The NEERI is testing two varieties from one unit every day to certify green crackers. "If this pace continues, it will take years to test the crackers manufactured in 1050 industries in the Sivakasi region. These are impractical norms to snatch the livelihood of lakhs," the manufacturer said.

'UNION GOVERNMENT SILENT ON PLIGHT'

Both the workers' union and manufacturers' association trade charges against the approach of the union government in dealing with the firecracker industry, which is the lifeline of the rain-shadow Virudhunagar district.

"When the petition demanding a blanket ban comes up for hearing, only the petitioner is allowed to speak. CITU is an impleading party in the case but has been denied permission to present our case. The government side is also remaining silent and seems to act in favour of a cracker ban as demanded by the petitioner," Deva said.

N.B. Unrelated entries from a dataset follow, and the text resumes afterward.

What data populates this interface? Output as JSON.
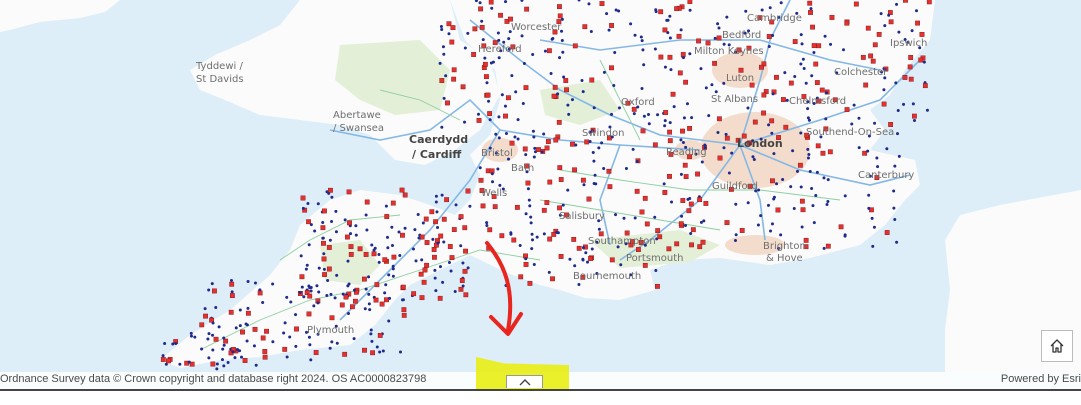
{
  "map": {
    "colors": {
      "sea": "#ddeef8",
      "land": "#fbfbfb",
      "urban": "#f3dccb",
      "green": "#e3efd6",
      "road": "#84b8e6",
      "minor_road": "#8ccfa0",
      "point_red": "#e53030",
      "point_blue": "#1e2a8c"
    },
    "places": [
      {
        "label": "Worcester",
        "cls": "place"
      },
      {
        "label": "Hereford",
        "cls": "place"
      },
      {
        "label": "Cambridge",
        "cls": "place"
      },
      {
        "label": "Bedford",
        "cls": "place"
      },
      {
        "label": "Ipswich",
        "cls": "place"
      },
      {
        "label": "Milton Keynes",
        "cls": "place"
      },
      {
        "label": "Luton",
        "cls": "place"
      },
      {
        "label": "Colchester",
        "cls": "place"
      },
      {
        "label": "Tyddewi /",
        "cls": "place"
      },
      {
        "label": "St Davids",
        "cls": "place"
      },
      {
        "label": "Oxford",
        "cls": "place"
      },
      {
        "label": "St Albans",
        "cls": "place"
      },
      {
        "label": "Chelmsford",
        "cls": "place"
      },
      {
        "label": "Abertawe",
        "cls": "place"
      },
      {
        "label": "/ Swansea",
        "cls": "place"
      },
      {
        "label": "Caerdydd",
        "cls": "place city"
      },
      {
        "label": "/ Cardiff",
        "cls": "place city"
      },
      {
        "label": "Bristol",
        "cls": "place"
      },
      {
        "label": "Swindon",
        "cls": "place"
      },
      {
        "label": "Southend-On-Sea",
        "cls": "place"
      },
      {
        "label": "London",
        "cls": "place city"
      },
      {
        "label": "Reading",
        "cls": "place"
      },
      {
        "label": "Bath",
        "cls": "place"
      },
      {
        "label": "Wells",
        "cls": "place"
      },
      {
        "label": "Canterbury",
        "cls": "place"
      },
      {
        "label": "Guildford",
        "cls": "place"
      },
      {
        "label": "Salisbury",
        "cls": "place"
      },
      {
        "label": "Southampton",
        "cls": "place"
      },
      {
        "label": "Brighton",
        "cls": "place"
      },
      {
        "label": "& Hove",
        "cls": "place"
      },
      {
        "label": "Portsmouth",
        "cls": "place"
      },
      {
        "label": "Bournemouth",
        "cls": "place"
      },
      {
        "label": "Plymouth",
        "cls": "place"
      }
    ],
    "annotation_color": "#e8251f",
    "highlight_color": "#e8ef18"
  },
  "footer": {
    "attribution": "Ordnance Survey data © Crown copyright and database right 2024. OS AC0000823798",
    "powered_by": "Powered by Esri"
  },
  "controls": {
    "expand_icon": "chevron-up-icon",
    "home_icon": "home-icon"
  }
}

"The Union government is acting weirdly in this case. They are not echoing our sentiments in the supreme court hearings. We are ready for regulations and restrictions, but that itself seems to be out of reach considering the union government's approach now," the manufacturer said.

The possibility of the ban continuing is a threat to the industry and the six lakh workers.

"The cracker industry gets ready a year ahead for Diwali. Since the threat of reduced orders persists, the work is set to get delayed. The workers usually get cash in advance for work, which will not happen this year," said Mahalakshmi.

The workers and manufacturers have appealed to the state government to present their case in the apex court to get permanent relief.

"The state government took timely action to revoke the ban in a couple of states. What is also necessary is its solid action in the court of law to save the livelihood of the lakhs of workers," said Deva.

The manufacturers' association pointed out the Supreme Court judgement, which stated that the firecrackers are not a major source of air pollution, as a saving light.

"India can afford crackers with regulations and proper implementation of existing laws. The state and union governments should ensure that the eight-decade old industry survives and flourish," the manufacturer added.